I'm doing TSP too. I wish I would have saw your trenching before I planted them out. I'm just mounding straw around them. Really hope that some of the varieties I planted produce fruits. I have TSP but then I also have some non-TSP that are known to produce fruits.
It'll be exciting to hear about how they do, Kath.
Happyskunk, the trench method is what Tom recommended but I don't see why you shouldn't get an equally good crop the way you're doing it. As long as they are well mounded up so that the tuber-forming roots have space to develop they should be fine. Do let me know how they turn out!
I enjoy reading your blog so much. Your writing style is friendly and I love your British expressions. I've gone back and begun reading the archived blogs, too. Back to 2007 so far.
You have inspired me--most of my life I've read books about English gardens and always thought I couldn't have one because I live in a very different climate.
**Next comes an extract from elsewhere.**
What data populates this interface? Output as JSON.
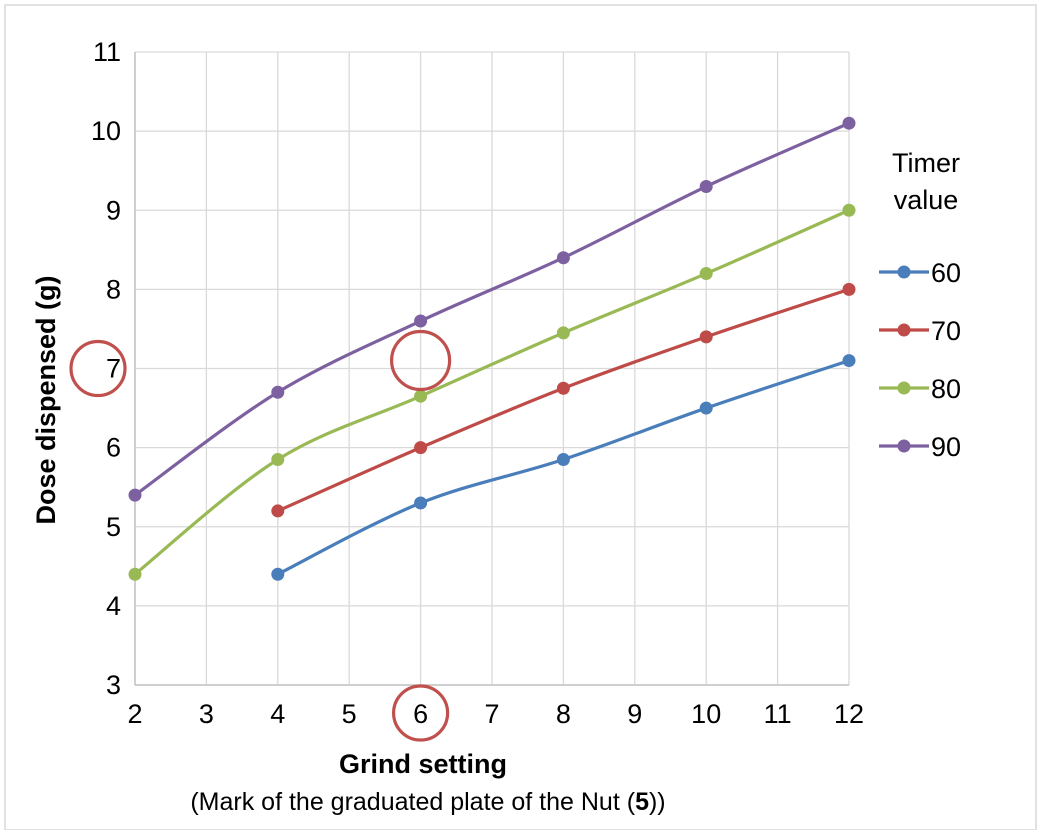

But one day the thought came to me that, "Yes, I can have the garden of my dreams." It won't be the kind of garden that would flourish in the English climate, but one that will survive in South Dakota, and evoke the kind of feelings I get when I look at pictures of things English.
The descriptions of your cat in the garden make me giggle--I have a pup who "helps" me, too. I dig a hole and put a plant in, cover it up, and next thing I know she's digging it up for me. What fun!
I really like your idea for pre-germinating seeds, and have several zip-lock bags going. It's so enjoyable to SEE when they're ready to plant. Once they've germinated, I can plant them and baby them in the garden for a while until they take hold.
I've been reading about the benefits of indigenous micro-organisms in the soil and intend to try gathering some this year.
Thanks again for your work, and for writing about it. I really enjoy reading your blog.
Marge Comeau
Hi Rebsie,
Just discovered your site and am enjoying the interesting contents very much.
I have just retired and am now starting to have time for some of the growing of our own veggies & interesting experiments that one can perform with plants.
It is hard to imaging how you have time to "Earn a Bob" besides the work you do in the garden and keeping up up your interesting B-log!
I have provided a link as below which might interest you as you are - obviously - very interesting to grow spuds from TPS.
Keep up the "Good Work".
http://www.sharebooks.ca/RaoulRobinson.htm
Potatoes are a rewarding crop to grow. They produce one of the highest yields per area planted of all food crops. And, in addition to vitamin C, they are high in potassium and iron, low in calories, and serve up a good dose of protein, carbohydrates, and fiber.
I never knew there were TPS
amd just found out from Your site.I have now 4 lovely plants growing !!
Your instructions and information has been invaluable for Me.
October 15.. I shall have to put in big pots,I hope this will work
What a great I info! Tq so much for sharing
When should I pick this seed if I want to grow them? I saw mine this morning, purple majesty potato.